O ministro Alexandre de Moraes, do Supremo Tribunal Federal (STF), autorizou nesta quarta-feira (6) que o ex-presidente Jair Bolsonaro, atualmente em prisão domiciliar, possa receber visitas de familiares sem a necessidade de autorização prévia. A decisão permite o acesso de filhos, netos, netas e cunhadas, desde que respeitadas as determinações legais e judiciais já estabelecidas.

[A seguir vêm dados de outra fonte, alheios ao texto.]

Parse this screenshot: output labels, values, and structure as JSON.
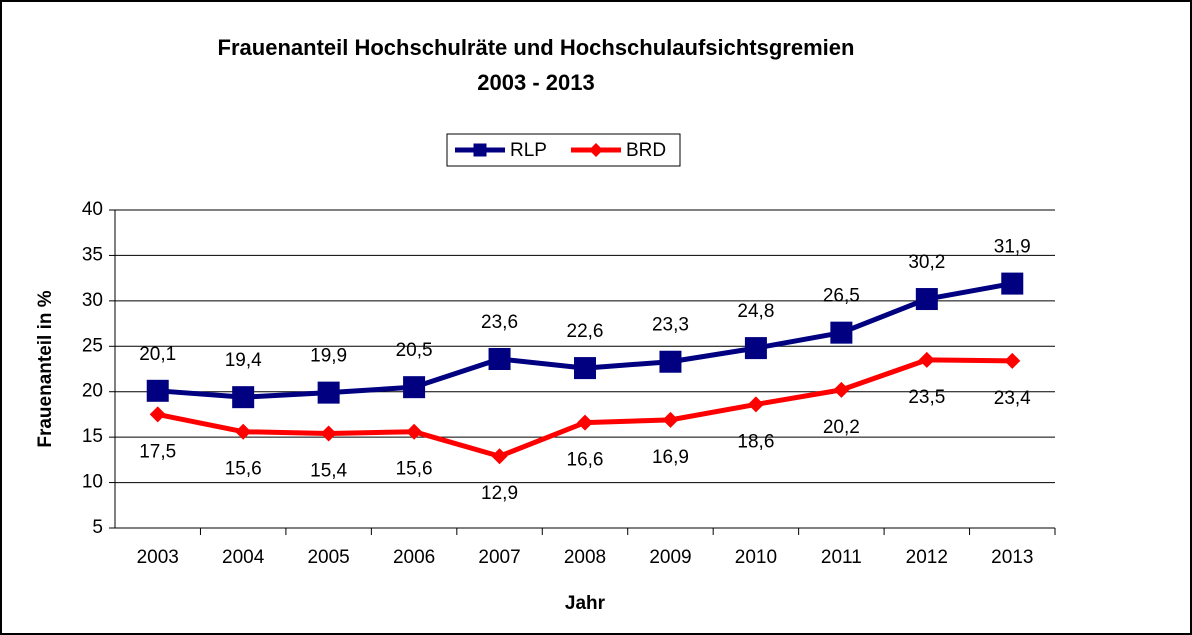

Bolsonaro foi colocado sob prisão domiciliar na noite da última segunda-feira (4), por ordem do próprio Moraes. A medida foi acompanhada por nova apreensão de celulares do ex-presidente, que já havia tido aparelhos confiscados anteriormente. Inicialmente, Moraes havia restringido as visitas apenas a advogados e proibido o uso de celulares, inclusive os de terceiros.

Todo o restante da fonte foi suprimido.